Much to the disappointment of the Spaniards, Titu Cusi inherited the throne, resuming rule over the remote Inca kingdom that the Spaniards thought they had finally stripped of its emperor. Even worse, the new emperor had every reason to hold a grudge against them: the Spaniards had, after all, murdered his father, Manco Inca, and had kidnapped both Titu Cusi and his mother in Vitcos.
*
For four years, the boy who would eventually become a king had lived in Cuzco, where he no doubt had later seen his captor Diego Orgóñez’s head on display. Eventually, Titu Cusi and his mother somehow managed to escape from Cuzco and fled to Vilcabamba. Some years later, Titu Cusi was at his father’s side when his father was assassinated; the young prince was only fourteen years old at the time yet would bear on his leg the scars of that attack until the day he died. When Titu Cusi was finally crowned in Vilcabamba in 1560 at the age of thirty, the heads of the seven Spaniards who had murdered his father were still on display in nearby Vitcos, where the assassination had taken place.

*
Although Titu Cusi’s father was Manco Inca, his mother was not Manco’s
coya
, Cura Ocllo, but one of Manco’s many concubines.

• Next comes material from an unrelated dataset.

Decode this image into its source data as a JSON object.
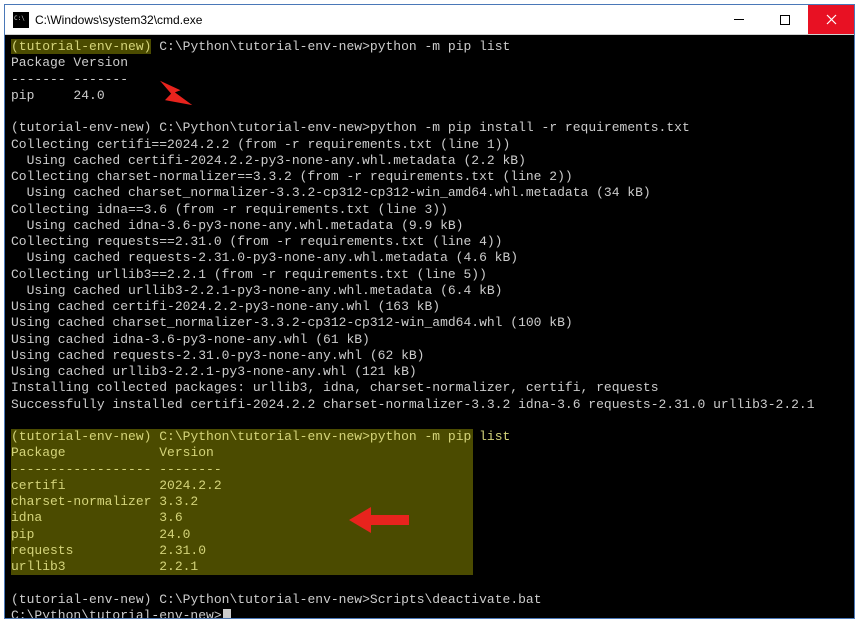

A heavyset, emotional man who some observers said bore scars, possibly of smallpox, on his face, Titu Cusi wasted no time in resuming the guerrilla war with the Spaniards that his father had begun but that had lapsed during the time of the regents. Soon, along the Cuzco–Jauja road, and in the area of Huamanga to the northwest of Cuzco, native guerrilla forces once again began launching a series of raids against Spanish travelers and settlements. According to one chronicler, Titu Cusi

took it upon himself to do as much damage to the Christians as he could; he assaulted the Valley of Yucay and many other places, bringing as many Indians as he could catch back to Vilcabamba and killing people traveling on foot; therefore, there was no safe place in the vicinities of Cuzco and Huamanga, nor was it possible to walk without an
escort from one place to another.

The new emperor was soon linked as well to deadly rebellions that erupted in what is now Chile and to a plot near Jauja, in central Peru, where the Spaniards discovered a secret native weapons factory that had produced tens of thousands of clubs, battle-axes, and pikes. The weapons, apparently, had been carefully prepared for use against the Spaniards in a planned insurrection. Whether Titu Cusi was actually involved in the Jauja plot, under his rule Vilcabamba once again became a guerrilla sanctuary—the sixteenth-century equivalent of a modern-day state that foments rebellion and exports terror for political ends. The Spaniards, of course, had waged their own campaign of terror and brutality in order to conquer the Inca Empire. Now, a tiny remnant of that empire continued to fight back, resisting the Spanish invasion and the occupation of their land. Eventually, the Spanish government in Peru—receiving increasing reports of attacks—realized that it had no other choice but to neutralize or destroy both Titu Cusi and his Inca kingdom.

Peru’s Spanish government soon sent a series of emissaries to the new emperor, offering him rich
encomiendas
if he would only abandon Vilcabamba and relocate to the Yucay Valley near Cuzco. Fully aware of the fact that his kingdom didn’t possess enough warriors to repel a serious Spanish invasion, Titu spent years expertly negotiating with the Spaniards, always offering the Spaniards hope that he might at any moment accept their terms, yet inevitably refusing to follow through in the end. In the meantime, he made sure that no Spaniards other than occasional emissaries were allowed into the kingdom.